Après en avoir pris plein les yeux, c’est au tour des oreilles d’être à la fête dans le caisson sonore. Ici, on reconnait le chant du grillon, là, le bourdonnement des abeilles. Paul trépigne, aimanté par la jungle. Végétations géantes, chaleur et pénombre sont désormais de la partie pour nous immerger dans le milieu sauvage. Scorpions, blattes, mygales et autres araignées tropicales en jettent plein les yeux. Le fiston est bouche bée.
Un peu plus loin, la tente exploratrice fait la part belle à une espèce on ne peut plus commune : la fourmi. Les ouvrières sont à pied d’œuvre. Elles coupent des feuilles à tour de pattes qu’elles transportent ensuite tout le long d’une corde jusqu’à la fourmilière dans laquelle un champignon géant occupe tout l’espace.
 

Scorpion

« On dit que l’homme a inventé l’agriculture il y a 10 000 ans, mais les fourmis sont les pionnières. Elles mâchent le végétal qui sert de substrat à la culture du champignon dont elles se nourrissent ensuite. Les deux espèces vivent en symbiose », explique Julien.Place aux coulisses, à la découverte des collections. Hexapoda compte quelque 10 000 boites entomologiques qui renferment plus de six millions de spécimens du monde entier. Ceux dont Julien est le plus fier se trouvent dans la collection de l’entomologiste belge Jean-Jacques Hennuy. Ici, un cadre avec des scarabées à la carapace verte, dorée, aux reflets métalliques, irisés ou cuivrés. Là, des papillons aux ailes transparentes avec des notes de couleur différente dans le bas des ailes inférieures. Nous nous extasions comme deux gosses à coup de « Waw ».

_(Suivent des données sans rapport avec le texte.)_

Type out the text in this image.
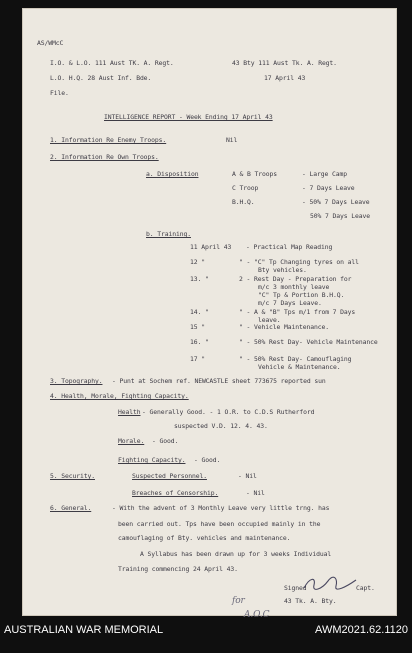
AS/WMcC
I.O. & L.O. 111 Aust TK. A. Regt.	43 Bty 111 Aust Tk. A. Regt.
L.O. H.Q. 28 Aust Inf. Bde.	17 April 43
File.
INTELLIGENCE REPORT - Week Ending 17 April 43
1. Information Re Enemy Troops.	Nil
2. Information Re Own Troops.
a. Disposition	A & B Troops	- Large Camp
C Troop	- 7 Days Leave
B.H.Q.	- 50% 7 Days Leave
50% 7 Days Leave
b. Training.
11 April 43 - Practical Map Reading
12 "	" - "C" Tp Changing tyres on all
Bty vehicles.
13. "	2 - Rest Day - Preparation for
m/c 3 monthly leave
"C" Tp & Portion B.H.Q.
m/c 7 Days Leave.
14. "	" - A & "B" Tps m/1 from 7 Days
leave.
15 "	" - Vehicle Maintenance.
16. "	" - 50% Rest Day- Vehicle Maintenance
17 "	" - 50% Rest Day- Camouflaging
Vehicle & Maintenance.
3. Topography. - Punt at Sochem ref. NEWCASTLE sheet 773675 reported sun
4. Health, Morale, Fighting Capacity.
Health - Generally Good. - 1 O.R. to C.D.S Rutherford
suspected V.D. 12. 4. 43.
Morale. - Good.
Fighting Capacity. - Good.
5. Security.	Suspected Personnel.	- Nil
Breaches of Censorship.	- Nil
6. General.	- With the advent of 3 Monthly Leave very little trng. has
been carried out. Tps have been occupied mainly in the
camouflaging of Bty. vehicles and maintenance.
A Syllabus has been drawn up for 3 weeks Individual
Training commencing 24 April 43.
Signed	Capt.
43 Tk. A. Bty.
for
A.O.C
AUSTRALIAN WAR MEMORIAL	AWM2021.62.1120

Si l’espace est à la fois ludique et ressourçant, il offre surtout la possibilité d’observer les insectes dans leur habitat naturel.

Le jardin véritable appât

Après une paire d’heures à déambuler dans le musée, nos gambettes trépignent de goûter au jardin. D’autant que, depuis juillet, un sentier sensoriel agrémente l’espace. Le parcours pieds nus commence au-dessus de la mare où libellules et demoiselles survolent une grappe de nénuphars. De grosses pierres forment un slalom à la surface de l’eau, le parcours se poursuit vers un bosquet de plantes mellifères. Sous nos pieds, copeaux de bois, pommes de pin et graviers se succèdent. Un tunnel végétal de glycine offre une aire de pique-nique géante bienvenue. On regrette de ne pas avoir emporté le nôtre.
Un peu plus loin, c’est le désert. Parterre de cactus et sable. Dans la foulée, un panneau aux fleurs géantes invite à s’essayer au lancer. Parviendrons-nous à viser les quelques paniers incrustés dans le décor ? Ni une, ni deux, nous empoignons les balles de tennis et nous prenons au jeu.

Hexapoda

Un petit pont de bois nous amène dans la partie plus sauvage avec un potager, des ruchers pédagogiques et autres herbes aromatiques. Des cordes tendues en quinconce nous invitent à ramper sans faire tinter les clochettes. D’autres défis parsèment le jardin, comme cette toise en bois face à laquelle on doit sauter comme une ouce ou le bac à sable pour se prendre pour une sauterelle. Si l’espace est à la fois ludique et ressourçant, il offre surtout la possibilité d’observer les insectes dans leur habitat naturel.
Nous repartons conquis. Hexapoda nous a fait voir les insectes sous un jour nouveau et permis de mieux saisir leur utilité dans notre quotidien. Objectif atteint !

Prix tribu de 25 à 50€, à vous de choisir votre tarif entre l’option butineur, pollinisateur et bâtisseur de ruche.